Но внизу, на месте, в окнах дома на бугре – темно. Из кабины вглядывались. Неожиданно взнялась зарница, и сразу сгорающей стрекозой затрепетала над крышей антенна. Грузовик подал вперёд и, круто разворачиваясь, полез к дому задом, кидая Лунькова от одного борта к другому. Немые, пошли раскрываться ворота.
В глубине двора, под переноской в низком гараже, забитом мешками и ящиками, угрюмо ждал хозяин. Свет вылоснил только лысину, лица – не было; толстые руки закруглены, как для драки.
Так же угрюмо пошёл к нему Кошелев. Обнялись, как ударились. Сильно хлопали друг друга по спинам. От ударов икали. Роберт рыскал по гаражу…

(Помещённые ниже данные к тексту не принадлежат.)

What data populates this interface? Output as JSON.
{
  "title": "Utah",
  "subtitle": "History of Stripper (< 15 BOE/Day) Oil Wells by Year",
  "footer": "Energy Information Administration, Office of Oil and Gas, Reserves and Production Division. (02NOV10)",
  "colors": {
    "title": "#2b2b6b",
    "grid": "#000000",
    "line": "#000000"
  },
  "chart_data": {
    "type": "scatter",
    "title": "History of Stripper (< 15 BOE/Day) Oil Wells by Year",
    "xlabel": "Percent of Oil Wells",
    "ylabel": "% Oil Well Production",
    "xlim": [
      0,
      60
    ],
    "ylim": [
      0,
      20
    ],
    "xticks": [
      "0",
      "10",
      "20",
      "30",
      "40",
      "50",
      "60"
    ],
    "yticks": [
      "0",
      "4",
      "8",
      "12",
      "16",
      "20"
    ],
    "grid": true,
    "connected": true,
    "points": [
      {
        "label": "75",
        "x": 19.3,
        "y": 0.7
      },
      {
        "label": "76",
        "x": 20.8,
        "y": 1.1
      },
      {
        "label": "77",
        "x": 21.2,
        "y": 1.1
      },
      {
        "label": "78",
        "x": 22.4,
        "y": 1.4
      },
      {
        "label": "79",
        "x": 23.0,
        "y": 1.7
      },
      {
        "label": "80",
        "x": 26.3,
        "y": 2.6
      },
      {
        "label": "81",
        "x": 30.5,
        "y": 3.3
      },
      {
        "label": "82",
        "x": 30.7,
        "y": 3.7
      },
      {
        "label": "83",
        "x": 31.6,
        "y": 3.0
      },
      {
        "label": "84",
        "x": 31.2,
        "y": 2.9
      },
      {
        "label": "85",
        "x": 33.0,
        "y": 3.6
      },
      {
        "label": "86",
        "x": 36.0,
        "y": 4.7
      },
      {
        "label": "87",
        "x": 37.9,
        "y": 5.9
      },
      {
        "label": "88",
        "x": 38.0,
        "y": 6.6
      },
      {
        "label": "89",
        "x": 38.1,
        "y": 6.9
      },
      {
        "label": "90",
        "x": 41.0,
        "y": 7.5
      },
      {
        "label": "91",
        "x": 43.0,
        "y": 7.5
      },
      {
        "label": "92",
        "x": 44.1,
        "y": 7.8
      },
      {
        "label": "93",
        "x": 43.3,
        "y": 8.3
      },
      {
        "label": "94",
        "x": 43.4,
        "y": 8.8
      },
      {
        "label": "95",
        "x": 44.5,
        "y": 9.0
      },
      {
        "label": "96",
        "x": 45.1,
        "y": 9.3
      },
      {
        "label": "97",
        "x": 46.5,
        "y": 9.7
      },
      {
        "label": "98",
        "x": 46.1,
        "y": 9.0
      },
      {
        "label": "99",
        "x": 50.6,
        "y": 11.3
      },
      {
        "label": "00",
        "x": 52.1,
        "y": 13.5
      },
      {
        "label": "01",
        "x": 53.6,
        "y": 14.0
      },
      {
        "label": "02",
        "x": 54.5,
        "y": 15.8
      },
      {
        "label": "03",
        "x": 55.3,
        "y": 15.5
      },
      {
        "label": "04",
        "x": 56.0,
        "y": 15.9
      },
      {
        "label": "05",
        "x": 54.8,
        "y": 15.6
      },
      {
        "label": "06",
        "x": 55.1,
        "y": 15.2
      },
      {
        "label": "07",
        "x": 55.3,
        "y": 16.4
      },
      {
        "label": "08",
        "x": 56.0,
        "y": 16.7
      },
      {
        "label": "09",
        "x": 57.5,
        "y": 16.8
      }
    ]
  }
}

Оврагом машина тащилась наверх с натужным высоким воем. Для передышки хватала другие скорости, взрёвывала, снова натужно выла. Отделяясь от горячего зудения мотора, из кабины вылетали обрывки фраз, возгласы, смех. «Довольны. Пошабашили. Кто только кого на этот раз надул?» Лунькова болтало на тугих мешках с цементом. За шиворот к потной спине лез озноб. Луньков садился, охватывался руками. Покачивался – как думы свои покачивал…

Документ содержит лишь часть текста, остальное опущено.